Langkah ini dilakukan untuk memastikan bara api yang masih tersimpan di bawah permukaan lahan gambut benar-benar padam, sehingga tidak kembali memicu kebakaran.
Kapolda Kalimantan Tengah Irjen Pol Iwan Kurniawan melalui Kabid Humas Kombes Pol Budi Rachmat menjelaskan, karakteristik lahan gambut memungkinkan api terus menyala di bawah tanah meski permukaannya tampak padam. Karena itu, pembasahan menjadi tahapan penting dalam penanganan pascakebakaran.
“Karena lahan yang terbakar merupakan lahan gambut, personel dengan sigap melakukan pembasahan agar api yang berada di bawah tanah benar-benar padam dan tidak kembali menyala,” ujar Kombes Pol Budi.
Dalam pelaksanaannya, personel memanfaatkan mesin pompa manual dengan mengambil sumber air yang tersedia di sekitar lokasi kebakaran untuk menyiram titik-titik rawan.
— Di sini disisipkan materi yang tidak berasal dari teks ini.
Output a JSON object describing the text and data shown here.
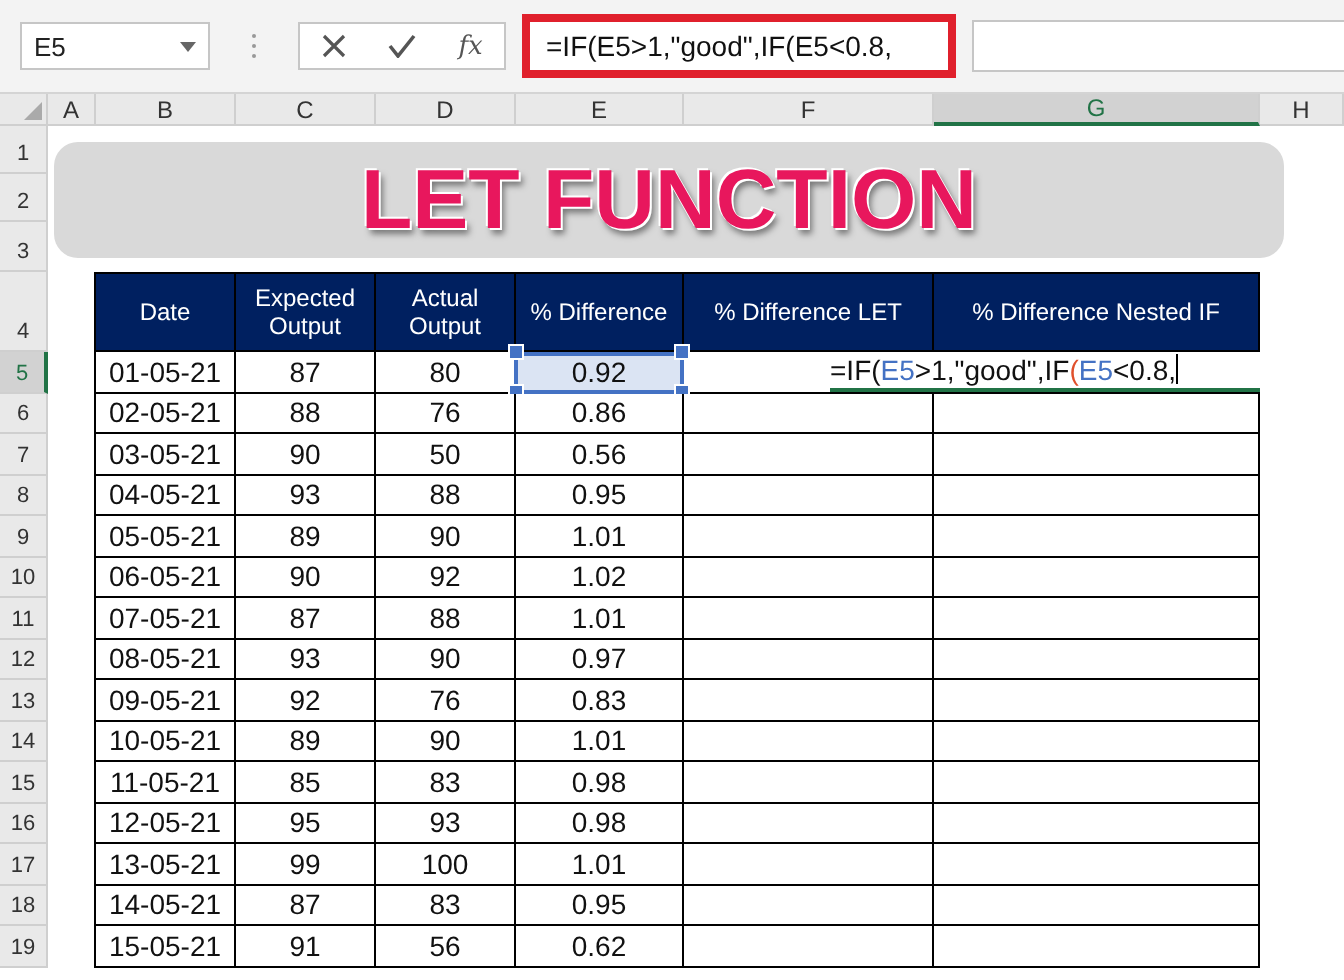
{
  "formula_bar": {
    "name_box": "E5",
    "function_label": "fx",
    "formula": "=IF(E5>1,\"good\",IF(E5<0.8,",
    "highlighted": true
  },
  "columns": [
    {
      "label": "A",
      "selected": false
    },
    {
      "label": "B",
      "selected": false
    },
    {
      "label": "C",
      "selected": false
    },
    {
      "label": "D",
      "selected": false
    },
    {
      "label": "E",
      "selected": false
    },
    {
      "label": "F",
      "selected": false
    },
    {
      "label": "G",
      "selected": true
    },
    {
      "label": "H",
      "selected": false
    }
  ],
  "row_numbers": [
    {
      "label": "1",
      "selected": false
    },
    {
      "label": "2",
      "selected": false
    },
    {
      "label": "3",
      "selected": false
    },
    {
      "label": "4",
      "selected": false
    },
    {
      "label": "5",
      "selected": true
    },
    {
      "label": "6",
      "selected": false
    },
    {
      "label": "7",
      "selected": false
    },
    {
      "label": "8",
      "selected": false
    },
    {
      "label": "9",
      "selected": false
    },
    {
      "label": "10",
      "selected": false
    },
    {
      "label": "11",
      "selected": false
    },
    {
      "label": "12",
      "selected": false
    },
    {
      "label": "13",
      "selected": false
    },
    {
      "label": "14",
      "selected": false
    },
    {
      "label": "15",
      "selected": false
    },
    {
      "label": "16",
      "selected": false
    },
    {
      "label": "17",
      "selected": false
    },
    {
      "label": "18",
      "selected": false
    },
    {
      "label": "19",
      "selected": false
    }
  ],
  "title": "LET FUNCTION",
  "table": {
    "columns": [
      "Date",
      "Expected Output",
      "Actual Output",
      "% Difference",
      "% Difference LET",
      "% Difference Nested IF"
    ],
    "rows": [
      {
        "date": "01-05-21",
        "expected": "87",
        "actual": "80",
        "difference": "0.92",
        "selected": true
      },
      {
        "date": "02-05-21",
        "expected": "88",
        "actual": "76",
        "difference": "0.86",
        "selected": false
      },
      {
        "date": "03-05-21",
        "expected": "90",
        "actual": "50",
        "difference": "0.56",
        "selected": false
      },
      {
        "date": "04-05-21",
        "expected": "93",
        "actual": "88",
        "difference": "0.95",
        "selected": false
      },
      {
        "date": "05-05-21",
        "expected": "89",
        "actual": "90",
        "difference": "1.01",
        "selected": false
      },
      {
        "date": "06-05-21",
        "expected": "90",
        "actual": "92",
        "difference": "1.02",
        "selected": false
      },
      {
        "date": "07-05-21",
        "expected": "87",
        "actual": "88",
        "difference": "1.01",
        "selected": false
      },
      {
        "date": "08-05-21",
        "expected": "93",
        "actual": "90",
        "difference": "0.97",
        "selected": false
      },
      {
        "date": "09-05-21",
        "expected": "92",
        "actual": "76",
        "difference": "0.83",
        "selected": false
      },
      {
        "date": "10-05-21",
        "expected": "89",
        "actual": "90",
        "difference": "1.01",
        "selected": false
      },
      {
        "date": "11-05-21",
        "expected": "85",
        "actual": "83",
        "difference": "0.98",
        "selected": false
      },
      {
        "date": "12-05-21",
        "expected": "95",
        "actual": "93",
        "difference": "0.98",
        "selected": false
      },
      {
        "date": "13-05-21",
        "expected": "99",
        "actual": "100",
        "difference": "1.01",
        "selected": false
      },
      {
        "date": "14-05-21",
        "expected": "87",
        "actual": "83",
        "difference": "0.95",
        "selected": false
      },
      {
        "date": "15-05-21",
        "expected": "91",
        "actual": "56",
        "difference": "0.62",
        "selected": false
      }
    ]
  },
  "cell_edit": {
    "segments": [
      {
        "text": "=IF(",
        "kind": "plain"
      },
      {
        "text": "E5",
        "kind": "ref"
      },
      {
        "text": ">1,\"good\",IF",
        "kind": "plain"
      },
      {
        "text": "(",
        "kind": "paren"
      },
      {
        "text": "E5",
        "kind": "ref"
      },
      {
        "text": "<0.8,",
        "kind": "plain"
      }
    ]
  }
}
Ia menegaskan, respons cepat terhadap karhutla merupakan komitmen Polda Kalteng dalam mencegah meluasnya kebakaran, sekaligus melindungi masyarakat dari dampak kabut asap.
“Saat ini kami menyiagakan personel untuk berjibaku melakukan penanganan karhutla. Tidak hanya melakukan pemadaman, tetapi juga memastikan api tidak muncul kembali,” tegasnya.
Di akhir keterangannya, Kabid Humas mengimbau masyarakat maupun pihak korporasi agar tidak membuka lahan dengan cara membakar. Menurutnya, tindakan tersebut berpotensi menimbulkan kabut asap yang mengganggu aktivitas dan membahayakan kesehatan masyarakat.